Geoff Brumfiel, NPR’s science editor, vigorously defended the public radio network’s climate coverage. “We’re actively working on a story, trying to see what scientists think all of these events,” he told me on Tuesday. “You don’t just want to be throwing around, ‘This is due to climate change, that is due to climate change.’” I suggested that journalists don’t need to determine whether an event was caused by climate change to make a climate connection—a journalist could merely say climate change makes extreme events such as these more likely. “It’s an interesting question if there should be boilerplate language [in extreme weather stories],” Brumfiel replied.
But for now, he said, NPR reporters must interview climate scientists before referencing the phenomenon, which is often not possible with breaking news. “You’re looking at the first-round reporting,” he said, noting that general assignment reporters or regional reporters—not science reporters—are usually the ones covering breaking weather events. “We don’t assume everything that happens is climate change, and you can make statements, but we take our reporting duties seriously.” (NPR certainly does take its climate reporting seriously; the network has five full-time climate and environment reporters, as well as a dozen member station reporters and two editors covering the subject.)
Other legacy outlets appear to be reconsidering how they cover extreme weather. Like NPR, The New York Times also published a story Greece’s wildfires on Tuesday that didn’t mention climate change. Hours later, a section was added by Times climate reporter Kendra Pierre-Louis that read: “The extreme conditions are in line with patterns that scientists attribute to climate change.”
The section was added after the story was criticized on Twitter, but Pierre-Louis said it was already in the works. “I noticed it and the international desk was receptive to making the changes,” she said, noting that—like NPR—it’s not always the climate reporters who are covering the weather stories. Adding references to climate change, she said, is probably “still not obvious to people who don’t have climate change on their mind, but we’re working on it!”
Five years ago, the biggest problem with news coverage of climate change used to be that no one was covering it at all. Now, the problem is that it’s seen as a niche issue. “I think climate change is still put in a silo,” said Lisa Hymas, the climate and energy program director at Media Matters. “Some outlets recognize this is an important thing, and so they have someone covering climate, but they’re not viewing it as a massive phenomenon that affects major parts of the economy, or weather as it happens every day.”

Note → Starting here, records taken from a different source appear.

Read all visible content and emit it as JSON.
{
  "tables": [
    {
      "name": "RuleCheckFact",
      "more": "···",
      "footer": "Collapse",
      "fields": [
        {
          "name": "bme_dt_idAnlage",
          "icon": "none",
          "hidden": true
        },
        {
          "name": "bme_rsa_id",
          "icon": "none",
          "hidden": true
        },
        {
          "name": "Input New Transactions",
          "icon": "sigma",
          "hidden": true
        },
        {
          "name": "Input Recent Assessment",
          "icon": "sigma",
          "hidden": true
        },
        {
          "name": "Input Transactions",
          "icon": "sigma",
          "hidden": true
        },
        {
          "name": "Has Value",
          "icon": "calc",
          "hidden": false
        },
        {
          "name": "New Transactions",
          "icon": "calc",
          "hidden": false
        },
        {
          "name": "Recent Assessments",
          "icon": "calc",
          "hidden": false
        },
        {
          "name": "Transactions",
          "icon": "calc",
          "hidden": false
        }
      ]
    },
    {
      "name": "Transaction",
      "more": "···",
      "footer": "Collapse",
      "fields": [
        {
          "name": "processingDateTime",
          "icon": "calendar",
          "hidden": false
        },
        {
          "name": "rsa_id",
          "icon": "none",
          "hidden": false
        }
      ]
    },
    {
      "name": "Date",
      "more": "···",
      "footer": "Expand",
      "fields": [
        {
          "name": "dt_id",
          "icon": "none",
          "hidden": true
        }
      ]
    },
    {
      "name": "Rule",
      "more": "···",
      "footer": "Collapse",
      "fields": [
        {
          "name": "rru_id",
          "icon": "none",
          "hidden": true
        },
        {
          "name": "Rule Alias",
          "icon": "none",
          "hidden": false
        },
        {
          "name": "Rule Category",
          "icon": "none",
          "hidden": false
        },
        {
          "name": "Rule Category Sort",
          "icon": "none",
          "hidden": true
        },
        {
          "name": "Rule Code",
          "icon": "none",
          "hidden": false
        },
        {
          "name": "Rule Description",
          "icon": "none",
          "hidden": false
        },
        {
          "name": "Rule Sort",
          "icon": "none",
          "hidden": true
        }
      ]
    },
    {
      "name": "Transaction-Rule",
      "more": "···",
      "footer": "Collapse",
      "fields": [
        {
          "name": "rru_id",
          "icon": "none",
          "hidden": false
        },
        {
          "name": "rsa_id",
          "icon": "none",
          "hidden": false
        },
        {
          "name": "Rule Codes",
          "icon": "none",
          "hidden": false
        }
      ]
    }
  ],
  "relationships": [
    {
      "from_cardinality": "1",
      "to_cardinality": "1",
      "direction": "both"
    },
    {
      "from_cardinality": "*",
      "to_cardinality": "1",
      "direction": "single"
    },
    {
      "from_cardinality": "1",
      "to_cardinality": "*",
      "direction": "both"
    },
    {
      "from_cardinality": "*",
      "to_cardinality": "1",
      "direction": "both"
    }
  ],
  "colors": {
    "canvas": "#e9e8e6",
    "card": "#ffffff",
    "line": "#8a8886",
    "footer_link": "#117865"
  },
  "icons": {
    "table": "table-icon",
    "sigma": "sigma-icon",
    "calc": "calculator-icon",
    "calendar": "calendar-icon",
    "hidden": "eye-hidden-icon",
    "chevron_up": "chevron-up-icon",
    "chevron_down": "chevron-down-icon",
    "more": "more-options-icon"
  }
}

There may also be business incentives for not covering climate change more aggressively on broadcast news, as MSNBC host Chris Hayes explained to freelance writer Elon Green. (The entire thread is worth a read.)
Rafi Letzter, a staff writer at LiveScience, echoed Hayes’s observation.
There are consequences to siloing climate coverage, Hymas said. “The media’s failure to connect the dots between climate change and extreme weather happening now in the U.S. is a key part of why Americans don’t perceive climate change to be a major, priority issue,” she said. “A lot of people, even Americans who accept climate science, still believe climate change is something that happens far away, either in the future or in another country.”
Indeed, though the issue is rising in priority for many young and Hispanic voters, polling experts still don’t think the issue will be an important factor in the November midterm elections. Addressing the crisis will require getting more people to care about it in the first place. The scientific community is doing its part by providing the evidence that climate change is real, and that it’s making extreme storms, droughts, wildfires and other weather more likely. It’s up to journalists to convey those truths to public at large.